How Long Will My New Wood Stove Smell?


Well-Known Member
  • #1
I bought a new wood stove this year and lit it up a few nights ago to enjoy a nice fire. After about a half hour, I noticed an awful chemical smell coming from it. Boy did it stink! Does anyone know what this is and how long it will last? I can't imagine that the wood burning stove will smell this bad forever.


Well-Known Member
  • #2
That bad smell can last anywhere from one to three or four fires, depending on how hot you burn your stove. If you only burn a few twigs in it for five fires and never get the steel or cast iron up past 200 degrees each time, you won't cure the paint. If you get that stove rippin' hot the very first time and get the metal to 700 degrees, the smell will most likely disappear after one use. So to answer your question, the terrible chemical smell is coming from the brand new high temperature paint the manufacturer applied to the wood stove. Since that paint was never baked on or cured, you're essentially doing that in your home. Like I said, after a few uses, that smell should go away because the fires you make in the stove will bake the paint.

If you've got a new stove though, I suggest you break it in according to the manufacturer's instructions. Basically, you make a fairly cool fire that goes to about 250 degrees the first time. Then, make another fire the next day that reaches 350. And then, on the last (third) day, bring the stove up to 450 degrees and it should be broken in properly. Read your stove manual though, as I'm only throwing out random numbers here. I don't know your specific situation.

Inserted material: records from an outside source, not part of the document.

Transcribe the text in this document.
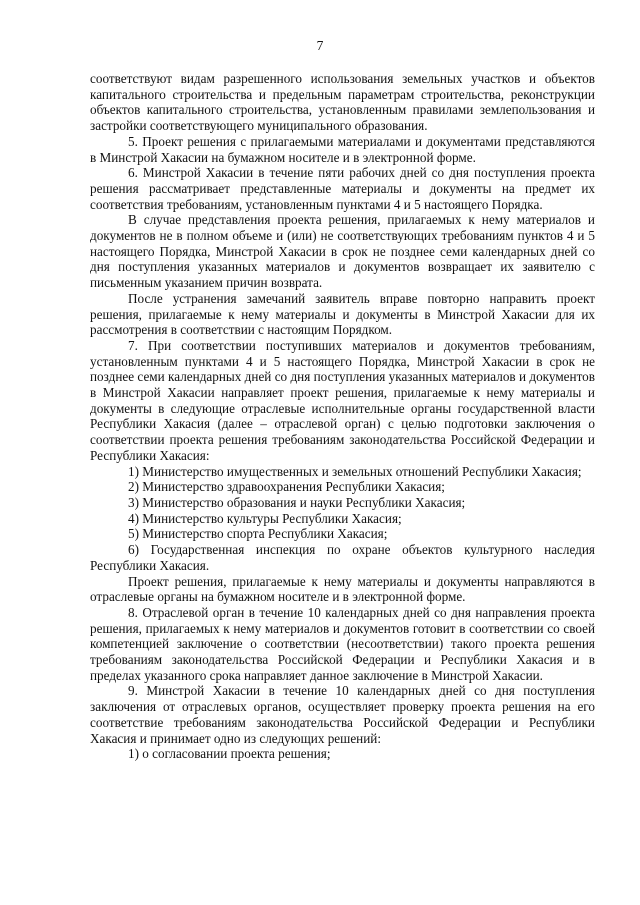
7

соответствуют видам разрешенного использования земельных участков и объектов капитального строительства и предельным параметрам строительства, реконструкции объектов капитального строительства, установленным правилами землепользования и застройки соответствующего муниципального образования.

5. Проект решения с прилагаемыми материалами и документами представляются в Минстрой Хакасии на бумажном носителе и в электронной форме.

6. Минстрой Хакасии в течение пяти рабочих дней со дня поступления проекта решения рассматривает представленные материалы и документы на предмет их соответствия требованиям, установленным пунктами 4 и 5 настоящего Порядка.

В случае представления проекта решения, прилагаемых к нему материалов и документов не в полном объеме и (или) не соответствующих требованиям пунктов 4 и 5 настоящего Порядка, Минстрой Хакасии в срок не позднее семи календарных дней со дня поступления указанных материалов и документов возвращает их заявителю с письменным указанием причин возврата.

После устранения замечаний заявитель вправе повторно направить проект решения, прилагаемые к нему материалы и документы в Минстрой Хакасии для их рассмотрения в соответствии с настоящим Порядком.

7. При соответствии поступивших материалов и документов требованиям, установленным пунктами 4 и 5 настоящего Порядка, Минстрой Хакасии в срок не позднее семи календарных дней со дня поступления указанных материалов и документов в Минстрой Хакасии направляет проект решения, прилагаемые к нему материалы и документы в следующие отраслевые исполнительные органы государственной власти Республики Хакасия (далее – отраслевой орган) с целью подготовки заключения о соответствии проекта решения требованиям законодательства Российской Федерации и Республики Хакасия:

1) Министерство имущественных и земельных отношений Республики Хакасия;

2) Министерство здравоохранения Республики Хакасия;

3) Министерство образования и науки Республики Хакасия;

4) Министерство культуры Республики Хакасия;

5) Министерство спорта Республики Хакасия;

6) Государственная инспекция по охране объектов культурного наследия Республики Хакасия.

Проект решения, прилагаемые к нему материалы и документы направляются в отраслевые органы на бумажном носителе и в электронной форме.

8. Отраслевой орган в течение 10 календарных дней со дня направления проекта решения, прилагаемых к нему материалов и документов готовит в соответствии со своей компетенцией заключение о соответствии (несоответствии) такого проекта решения требованиям законодательства Российской Федерации и Республики Хакасия и в пределах указанного срока направляет данное заключение в Минстрой Хакасии.

9. Минстрой Хакасии в течение 10 календарных дней со дня поступления заключения от отраслевых органов, осуществляет проверку проекта решения на его соответствие требованиям законодательства Российской Федерации и Республики Хакасия и принимает одно из следующих решений:

1) о согласовании проекта решения;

If you're using an old stove that's had new high temperature paint applied to it, you'll likely need to go through the same process of curing it. That paint will smell too, but only for a few fires. Also, be aware that if you change your old pipes to new pipes, you'll get the same smell. The stink is not only coming from the wood stove, it's also coming from the black pipe that comes from the stove and goes to the wall or ceiling. The same is true for heat shields that get attached to the sides of a stove. If they're close enough to the steel or cast iron and if they're painted with that black high temperature paint, you'll likely smell the same thing. From experience though, I'll tell you that it gets better every time you light the stove and eventually the smell won't even be there anymore. You'll forget all about it in a few days.

What I did was to light my first few fires on warmer days. I got the stove pretty hot and opened all the windows of my house and used a fan to suck some of the air out. That was much better than lighting the stove on a very cold night and being forced to keep all the windows closed. I didn't want to breath in the smoke that comes off the paint. It can't be good for you.